もしかすると青花同様、星辰学院のあった場所に別の風景を見ていたのかもしれない。
(星辰学院……森林公園。東校舎のあった位置には何があった?)
特に関心を持って注視していた訳ではない青花には、朧げな記憶だけでは地図情報を巧く構築できない。そもそも近所だったとはいえ、件の公園に足を踏み入れたことなど殆どなかった。
(なんでだっけ……そうだ、危ないから子どもは遊んじゃ駄目だって)
両親が口を酸っぱくして幼い頃の青花に注意していた。さすがに中学に入ったくらいで言われなくなったが、すでに野外で駆け回る年齢ではない。その頃にはすっかり興味を失っていた。
そう、数か月前森林公園自体が存在を消したその日までは、全く思い出しもしなかったのだ。
(わからない。斎木さんはお母さんから一体どこまで聞いてるんだろう)
青花は続く告解を神妙な面持ちで聞き入った。
しかし結論としては、幼少時の聖也は単語の羅列を耳に捉えたに過ぎなかったようだ。
長じてから家系の秘密や母の置かれた状況を知るにつれ、徐々に判った事実もあるが、なおも不明瞭な点もある。

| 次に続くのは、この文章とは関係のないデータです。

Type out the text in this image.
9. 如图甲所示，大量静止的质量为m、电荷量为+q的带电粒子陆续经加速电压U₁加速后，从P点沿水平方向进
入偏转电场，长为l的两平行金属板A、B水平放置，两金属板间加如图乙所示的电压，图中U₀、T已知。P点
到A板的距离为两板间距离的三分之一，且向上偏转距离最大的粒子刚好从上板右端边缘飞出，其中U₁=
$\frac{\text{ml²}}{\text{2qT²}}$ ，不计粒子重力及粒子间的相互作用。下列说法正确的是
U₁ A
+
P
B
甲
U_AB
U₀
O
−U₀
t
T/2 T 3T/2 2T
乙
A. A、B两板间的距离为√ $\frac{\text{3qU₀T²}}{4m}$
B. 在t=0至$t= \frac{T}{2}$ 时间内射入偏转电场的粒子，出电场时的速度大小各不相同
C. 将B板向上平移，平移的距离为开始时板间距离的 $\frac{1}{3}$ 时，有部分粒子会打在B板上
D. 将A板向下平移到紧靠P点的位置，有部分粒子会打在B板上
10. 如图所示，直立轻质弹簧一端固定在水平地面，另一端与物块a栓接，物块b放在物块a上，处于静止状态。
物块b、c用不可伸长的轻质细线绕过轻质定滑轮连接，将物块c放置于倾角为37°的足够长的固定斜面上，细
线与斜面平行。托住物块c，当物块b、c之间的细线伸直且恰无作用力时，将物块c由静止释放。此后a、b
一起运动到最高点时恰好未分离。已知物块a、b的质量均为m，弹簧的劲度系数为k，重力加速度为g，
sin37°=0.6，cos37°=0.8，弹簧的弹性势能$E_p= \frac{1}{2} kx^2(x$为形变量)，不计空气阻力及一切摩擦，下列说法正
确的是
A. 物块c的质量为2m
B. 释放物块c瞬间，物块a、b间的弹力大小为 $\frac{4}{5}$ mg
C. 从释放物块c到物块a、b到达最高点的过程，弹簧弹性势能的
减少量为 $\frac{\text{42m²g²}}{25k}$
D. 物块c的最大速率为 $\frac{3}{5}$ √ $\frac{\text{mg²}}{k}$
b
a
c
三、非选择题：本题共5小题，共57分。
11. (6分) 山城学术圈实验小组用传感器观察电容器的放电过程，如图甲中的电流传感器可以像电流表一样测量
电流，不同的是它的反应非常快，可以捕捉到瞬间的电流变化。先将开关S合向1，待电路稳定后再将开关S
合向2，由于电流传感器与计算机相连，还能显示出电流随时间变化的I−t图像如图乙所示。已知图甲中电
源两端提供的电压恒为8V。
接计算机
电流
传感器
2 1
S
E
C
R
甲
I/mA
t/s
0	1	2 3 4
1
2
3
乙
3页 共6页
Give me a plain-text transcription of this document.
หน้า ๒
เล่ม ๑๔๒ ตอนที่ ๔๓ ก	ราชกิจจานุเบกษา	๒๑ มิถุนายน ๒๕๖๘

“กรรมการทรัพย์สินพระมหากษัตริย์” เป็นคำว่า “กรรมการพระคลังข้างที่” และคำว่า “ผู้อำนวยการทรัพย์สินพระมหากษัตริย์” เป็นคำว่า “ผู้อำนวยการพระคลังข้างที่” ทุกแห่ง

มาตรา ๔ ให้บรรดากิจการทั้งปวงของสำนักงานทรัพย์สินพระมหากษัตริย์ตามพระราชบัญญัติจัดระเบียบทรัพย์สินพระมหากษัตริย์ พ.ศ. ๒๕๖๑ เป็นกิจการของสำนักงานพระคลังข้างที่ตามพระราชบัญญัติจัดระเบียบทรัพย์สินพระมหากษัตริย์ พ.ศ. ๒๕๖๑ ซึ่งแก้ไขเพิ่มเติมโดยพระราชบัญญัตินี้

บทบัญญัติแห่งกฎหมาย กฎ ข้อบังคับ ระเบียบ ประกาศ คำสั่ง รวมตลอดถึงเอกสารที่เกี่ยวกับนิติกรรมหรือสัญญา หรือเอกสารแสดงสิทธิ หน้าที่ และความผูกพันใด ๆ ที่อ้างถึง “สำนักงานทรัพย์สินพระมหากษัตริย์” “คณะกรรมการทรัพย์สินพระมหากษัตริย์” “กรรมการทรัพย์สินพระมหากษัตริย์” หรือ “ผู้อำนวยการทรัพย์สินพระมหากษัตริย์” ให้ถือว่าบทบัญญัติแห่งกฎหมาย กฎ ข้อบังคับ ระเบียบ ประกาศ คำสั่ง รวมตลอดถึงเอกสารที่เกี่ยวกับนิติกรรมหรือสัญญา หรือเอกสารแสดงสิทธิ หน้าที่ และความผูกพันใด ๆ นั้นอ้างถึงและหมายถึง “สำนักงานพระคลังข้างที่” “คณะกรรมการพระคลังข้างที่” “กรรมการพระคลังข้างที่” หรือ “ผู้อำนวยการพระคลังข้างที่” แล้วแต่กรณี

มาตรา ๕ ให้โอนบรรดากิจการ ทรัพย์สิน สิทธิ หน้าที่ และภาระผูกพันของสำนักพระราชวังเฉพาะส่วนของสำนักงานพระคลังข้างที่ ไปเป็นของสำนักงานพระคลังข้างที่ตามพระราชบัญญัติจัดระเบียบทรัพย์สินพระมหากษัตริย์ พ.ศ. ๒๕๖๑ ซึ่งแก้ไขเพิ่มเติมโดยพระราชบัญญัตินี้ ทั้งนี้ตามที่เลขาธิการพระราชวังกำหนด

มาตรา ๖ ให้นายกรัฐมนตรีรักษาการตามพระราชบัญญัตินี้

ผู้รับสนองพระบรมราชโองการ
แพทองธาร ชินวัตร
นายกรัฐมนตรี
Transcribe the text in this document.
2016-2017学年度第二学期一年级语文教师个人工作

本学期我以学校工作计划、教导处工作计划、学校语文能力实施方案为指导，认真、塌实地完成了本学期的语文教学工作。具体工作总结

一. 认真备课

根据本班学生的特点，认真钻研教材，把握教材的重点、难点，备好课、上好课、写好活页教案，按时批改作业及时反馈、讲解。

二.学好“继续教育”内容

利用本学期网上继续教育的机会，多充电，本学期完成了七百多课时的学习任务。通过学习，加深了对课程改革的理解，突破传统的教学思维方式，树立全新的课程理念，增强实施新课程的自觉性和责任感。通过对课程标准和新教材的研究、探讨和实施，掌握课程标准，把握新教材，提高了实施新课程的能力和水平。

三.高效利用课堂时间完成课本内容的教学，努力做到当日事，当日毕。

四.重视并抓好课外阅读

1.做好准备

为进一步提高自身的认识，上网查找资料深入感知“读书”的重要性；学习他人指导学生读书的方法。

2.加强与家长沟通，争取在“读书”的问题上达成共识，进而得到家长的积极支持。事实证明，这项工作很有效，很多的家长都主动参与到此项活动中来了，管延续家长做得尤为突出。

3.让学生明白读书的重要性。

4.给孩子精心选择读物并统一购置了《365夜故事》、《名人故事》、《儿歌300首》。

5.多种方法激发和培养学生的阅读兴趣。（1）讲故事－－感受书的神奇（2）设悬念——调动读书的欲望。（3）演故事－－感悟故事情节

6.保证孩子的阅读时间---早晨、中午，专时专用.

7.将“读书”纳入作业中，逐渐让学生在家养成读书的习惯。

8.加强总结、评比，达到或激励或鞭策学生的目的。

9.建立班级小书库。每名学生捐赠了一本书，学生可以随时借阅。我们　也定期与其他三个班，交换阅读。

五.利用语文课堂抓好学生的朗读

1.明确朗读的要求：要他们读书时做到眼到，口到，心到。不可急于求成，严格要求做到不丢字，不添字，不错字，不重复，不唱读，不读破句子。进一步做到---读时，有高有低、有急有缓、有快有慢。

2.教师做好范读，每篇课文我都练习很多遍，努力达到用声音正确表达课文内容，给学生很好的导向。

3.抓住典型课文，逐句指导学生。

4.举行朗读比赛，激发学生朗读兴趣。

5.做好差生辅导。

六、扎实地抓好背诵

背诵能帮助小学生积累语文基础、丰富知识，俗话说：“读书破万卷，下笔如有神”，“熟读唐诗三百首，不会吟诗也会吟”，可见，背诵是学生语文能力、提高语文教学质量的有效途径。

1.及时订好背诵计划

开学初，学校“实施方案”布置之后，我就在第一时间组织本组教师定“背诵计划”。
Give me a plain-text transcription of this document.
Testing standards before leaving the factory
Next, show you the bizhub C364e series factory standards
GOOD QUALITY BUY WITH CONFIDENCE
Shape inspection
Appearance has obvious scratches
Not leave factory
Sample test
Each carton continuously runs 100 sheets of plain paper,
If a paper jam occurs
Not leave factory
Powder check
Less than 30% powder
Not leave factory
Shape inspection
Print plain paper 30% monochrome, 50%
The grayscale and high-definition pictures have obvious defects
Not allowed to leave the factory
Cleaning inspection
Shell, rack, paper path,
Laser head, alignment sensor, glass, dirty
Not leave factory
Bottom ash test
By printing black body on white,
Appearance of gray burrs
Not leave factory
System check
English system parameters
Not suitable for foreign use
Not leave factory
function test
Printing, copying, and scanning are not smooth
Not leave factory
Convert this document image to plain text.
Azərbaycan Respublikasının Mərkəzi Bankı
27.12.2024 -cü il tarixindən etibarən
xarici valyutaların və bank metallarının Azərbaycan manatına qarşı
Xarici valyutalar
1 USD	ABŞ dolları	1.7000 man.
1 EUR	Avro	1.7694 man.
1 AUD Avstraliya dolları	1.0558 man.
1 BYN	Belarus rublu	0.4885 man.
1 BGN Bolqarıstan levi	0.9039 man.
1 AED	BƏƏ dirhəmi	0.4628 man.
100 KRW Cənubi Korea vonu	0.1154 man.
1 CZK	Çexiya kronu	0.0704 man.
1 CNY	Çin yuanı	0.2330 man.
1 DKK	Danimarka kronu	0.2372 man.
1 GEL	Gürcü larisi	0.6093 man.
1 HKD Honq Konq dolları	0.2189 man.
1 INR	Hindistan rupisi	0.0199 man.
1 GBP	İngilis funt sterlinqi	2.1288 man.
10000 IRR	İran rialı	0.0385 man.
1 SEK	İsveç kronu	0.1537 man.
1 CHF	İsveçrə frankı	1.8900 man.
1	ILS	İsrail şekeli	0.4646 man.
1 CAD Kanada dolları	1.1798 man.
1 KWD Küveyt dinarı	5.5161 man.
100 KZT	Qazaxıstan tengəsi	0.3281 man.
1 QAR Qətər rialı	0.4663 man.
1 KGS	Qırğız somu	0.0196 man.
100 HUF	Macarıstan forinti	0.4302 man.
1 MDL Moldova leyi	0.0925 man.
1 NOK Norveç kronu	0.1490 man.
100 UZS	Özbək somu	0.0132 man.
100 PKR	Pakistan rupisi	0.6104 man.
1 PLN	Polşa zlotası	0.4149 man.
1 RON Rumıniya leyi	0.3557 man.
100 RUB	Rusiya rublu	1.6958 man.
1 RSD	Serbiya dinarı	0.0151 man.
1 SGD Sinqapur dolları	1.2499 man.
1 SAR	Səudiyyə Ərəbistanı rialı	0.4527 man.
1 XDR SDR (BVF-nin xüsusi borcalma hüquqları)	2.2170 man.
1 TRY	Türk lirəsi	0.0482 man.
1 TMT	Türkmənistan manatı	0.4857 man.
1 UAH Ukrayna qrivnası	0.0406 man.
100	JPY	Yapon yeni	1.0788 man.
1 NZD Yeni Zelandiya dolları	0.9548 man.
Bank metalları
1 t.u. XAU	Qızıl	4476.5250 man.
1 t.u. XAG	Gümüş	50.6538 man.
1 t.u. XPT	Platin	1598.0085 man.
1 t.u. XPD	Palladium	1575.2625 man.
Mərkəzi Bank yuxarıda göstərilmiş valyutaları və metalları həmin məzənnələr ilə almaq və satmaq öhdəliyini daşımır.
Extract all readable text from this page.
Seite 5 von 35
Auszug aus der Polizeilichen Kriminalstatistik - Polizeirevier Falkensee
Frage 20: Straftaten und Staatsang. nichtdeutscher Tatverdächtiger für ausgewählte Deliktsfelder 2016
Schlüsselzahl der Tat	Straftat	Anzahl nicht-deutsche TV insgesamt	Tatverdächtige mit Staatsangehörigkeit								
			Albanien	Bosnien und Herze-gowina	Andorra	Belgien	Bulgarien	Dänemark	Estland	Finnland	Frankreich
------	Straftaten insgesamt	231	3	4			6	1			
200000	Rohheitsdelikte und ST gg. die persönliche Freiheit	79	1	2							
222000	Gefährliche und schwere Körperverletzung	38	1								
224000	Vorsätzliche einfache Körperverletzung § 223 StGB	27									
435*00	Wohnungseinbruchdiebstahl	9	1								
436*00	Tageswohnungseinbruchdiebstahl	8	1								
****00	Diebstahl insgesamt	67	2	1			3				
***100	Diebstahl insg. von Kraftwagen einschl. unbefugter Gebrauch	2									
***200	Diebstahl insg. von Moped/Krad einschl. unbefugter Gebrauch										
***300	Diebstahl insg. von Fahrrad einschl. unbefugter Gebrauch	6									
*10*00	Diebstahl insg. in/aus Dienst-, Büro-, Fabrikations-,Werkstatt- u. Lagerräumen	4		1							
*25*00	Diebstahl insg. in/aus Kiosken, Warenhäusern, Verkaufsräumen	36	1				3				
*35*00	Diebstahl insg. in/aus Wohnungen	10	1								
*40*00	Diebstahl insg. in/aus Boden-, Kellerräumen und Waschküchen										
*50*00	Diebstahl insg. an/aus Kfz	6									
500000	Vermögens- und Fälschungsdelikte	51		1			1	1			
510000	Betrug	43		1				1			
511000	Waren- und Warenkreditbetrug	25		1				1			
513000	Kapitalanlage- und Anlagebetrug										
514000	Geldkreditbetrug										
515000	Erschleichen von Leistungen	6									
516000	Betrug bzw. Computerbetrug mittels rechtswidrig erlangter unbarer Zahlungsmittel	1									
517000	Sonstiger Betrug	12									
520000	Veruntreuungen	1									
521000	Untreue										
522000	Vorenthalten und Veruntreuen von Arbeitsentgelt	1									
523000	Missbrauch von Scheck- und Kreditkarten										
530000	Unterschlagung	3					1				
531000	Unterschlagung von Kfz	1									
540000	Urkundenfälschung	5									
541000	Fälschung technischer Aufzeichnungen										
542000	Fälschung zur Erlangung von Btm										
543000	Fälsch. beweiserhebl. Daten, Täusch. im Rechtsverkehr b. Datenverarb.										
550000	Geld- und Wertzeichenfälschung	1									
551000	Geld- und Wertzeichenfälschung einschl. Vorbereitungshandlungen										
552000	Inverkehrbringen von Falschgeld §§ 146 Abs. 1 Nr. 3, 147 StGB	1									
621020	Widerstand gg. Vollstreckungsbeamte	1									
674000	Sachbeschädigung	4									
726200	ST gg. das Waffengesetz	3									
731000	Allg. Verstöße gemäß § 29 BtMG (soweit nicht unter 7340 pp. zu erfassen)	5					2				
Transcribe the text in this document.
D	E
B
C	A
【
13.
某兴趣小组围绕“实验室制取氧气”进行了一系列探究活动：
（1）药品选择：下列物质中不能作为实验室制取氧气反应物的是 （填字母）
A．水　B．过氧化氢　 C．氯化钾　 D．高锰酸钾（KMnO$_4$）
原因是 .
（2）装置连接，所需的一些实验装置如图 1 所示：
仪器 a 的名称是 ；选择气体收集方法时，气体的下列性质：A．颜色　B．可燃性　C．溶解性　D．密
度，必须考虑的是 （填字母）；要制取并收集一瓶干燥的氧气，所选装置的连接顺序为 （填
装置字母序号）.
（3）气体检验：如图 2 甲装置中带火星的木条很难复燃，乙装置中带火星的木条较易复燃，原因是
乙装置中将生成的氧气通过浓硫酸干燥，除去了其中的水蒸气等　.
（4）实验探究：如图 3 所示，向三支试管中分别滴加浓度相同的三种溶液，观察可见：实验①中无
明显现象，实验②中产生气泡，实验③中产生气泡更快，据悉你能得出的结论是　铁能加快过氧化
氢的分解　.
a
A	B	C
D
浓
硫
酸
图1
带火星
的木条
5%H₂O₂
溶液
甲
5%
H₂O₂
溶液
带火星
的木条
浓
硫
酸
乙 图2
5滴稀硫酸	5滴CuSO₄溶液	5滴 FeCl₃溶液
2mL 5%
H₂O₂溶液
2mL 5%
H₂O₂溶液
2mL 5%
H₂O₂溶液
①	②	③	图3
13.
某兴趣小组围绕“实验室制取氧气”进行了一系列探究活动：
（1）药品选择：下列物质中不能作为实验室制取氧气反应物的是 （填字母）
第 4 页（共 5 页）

疑念を抱きながら学院に入った聖也は、母の言った場所が東校舎だと見当をつけ、敵を探し続ける神無木命に告げた。意図があった訳ではない。母と立場を同じくする彼女を無下にできなかっただけだ。けれど協力する気は微塵もなかった。
やがて神無木命はひとりの人物を疑い始める。
だが、ほぼ同時に反撃を受けた。
敵は彼女を邪魔な存在と見做し、最も嫌がる方法で傷つけることにしたのだ。
神無木命は呪詛を刻まれた。
汝 美しきもの
清らかなりしもの
汝に消えぬ祝福を授けよう
永遠の真実を与えよう
汝 愛されしもの
さりとて汝を愛するものは
その傲慢に身を焦がし
自らを滅ぼすであろう
それが決定打となり彼女は疑惑を確信に変えるが、時はすでに機を逸していた。
敵の攻撃――「呪い」は密かに彼女に好意を寄せていた天木玲生を蝕んだ。惚けているとはいえ家系でも相当の実力者である彼が、防ぐ隙もなく闇に支配される。この事実は神無木命にかなりの衝撃を与えたらしい。
今はまだ他の生徒会メンバーには兆候は見られないが、今後はどうか。同級生であり最も気安い御木雷は、仲間として真摯に相談に乗ってくれる貴木遥真は、憎まれ口を叩きながらも面倒見のいい先輩である言祝木蓮は……皆いつまで無事でいられるだろうか、と神無木命は懊悩した。
結局これ以上周囲に影響を及ぼすのを恐れた彼女は、単身でも覚悟を決めて戦う道を選択する。
その悲愴で孤独な決意を、あのとき聖也も聞いていたはずだ。なのに。
彼は今もなお心に残る深い悔恨を、ありのままに語る。受け手は皆、思い思いに切ない情景を脳裏に描いた。